An equivalence between desingularized and renormalized values of multiple zeta functions at negative integers

TL;DR

This paper establishes a precise relationship between desingularized and renormalized multiple zeta values at negative integers, providing a unified understanding and explicit formulas involving Bernoulli numbers.

Contribution

It reveals an explicit equivalence between two different approaches to defining multiple zeta values at negative integers, connecting desingularization and renormalization methods.

Findings

Proves an explicit interrelationship between desingularized and renormalized values.

Derives a formula expressing renormalized values in terms of Bernoulli numbers.

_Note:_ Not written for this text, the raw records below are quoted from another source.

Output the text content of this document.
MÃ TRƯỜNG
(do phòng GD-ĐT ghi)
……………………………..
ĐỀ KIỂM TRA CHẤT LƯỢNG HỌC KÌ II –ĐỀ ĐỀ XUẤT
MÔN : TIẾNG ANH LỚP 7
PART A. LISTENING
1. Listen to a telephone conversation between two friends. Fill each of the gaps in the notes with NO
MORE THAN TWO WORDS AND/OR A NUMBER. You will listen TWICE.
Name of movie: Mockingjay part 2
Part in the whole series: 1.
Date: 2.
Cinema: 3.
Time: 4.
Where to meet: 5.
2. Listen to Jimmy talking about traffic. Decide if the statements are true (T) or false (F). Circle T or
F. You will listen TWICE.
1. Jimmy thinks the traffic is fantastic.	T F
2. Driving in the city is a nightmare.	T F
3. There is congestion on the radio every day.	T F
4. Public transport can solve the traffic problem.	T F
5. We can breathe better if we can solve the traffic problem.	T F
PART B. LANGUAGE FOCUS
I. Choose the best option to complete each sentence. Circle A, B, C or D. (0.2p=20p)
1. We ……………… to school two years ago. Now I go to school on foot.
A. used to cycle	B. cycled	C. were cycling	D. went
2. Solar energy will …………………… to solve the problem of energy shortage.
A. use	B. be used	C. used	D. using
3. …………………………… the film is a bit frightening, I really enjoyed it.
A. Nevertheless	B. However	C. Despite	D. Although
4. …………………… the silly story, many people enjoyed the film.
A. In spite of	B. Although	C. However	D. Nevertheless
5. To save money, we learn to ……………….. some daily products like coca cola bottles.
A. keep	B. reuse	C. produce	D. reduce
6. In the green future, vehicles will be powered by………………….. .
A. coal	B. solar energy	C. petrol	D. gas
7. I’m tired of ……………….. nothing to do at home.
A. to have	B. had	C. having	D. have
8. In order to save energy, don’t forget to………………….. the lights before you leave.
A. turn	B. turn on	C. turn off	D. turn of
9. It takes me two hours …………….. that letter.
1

Provides a unified framework for understanding special values of multiple zeta functions at negative integers.

Abstract

It is known that the special values of multiple zeta functions at non-positive arguments are indeterminate in most cases due to the occurrences of infinitely many singularities. In order to give a suitable rigorous meaning of the special values there, Furusho, Komori, Matsumoto and Tsumura introduced the desingularized values by the desingularization method to resolve all singularities. While, Ebrahimi-Fard, Manchon and Singer introduced the renormalized values to keep the "shuffle" relation by the renormalization procedure \`a la Connes and Kreimer. In this paper, we reveal an equivalence, that is, an explicit interrelationship between these two values. As a corollary, we also obtain an explicit formula to describe renormalized values in terms of Bernoulli numbers.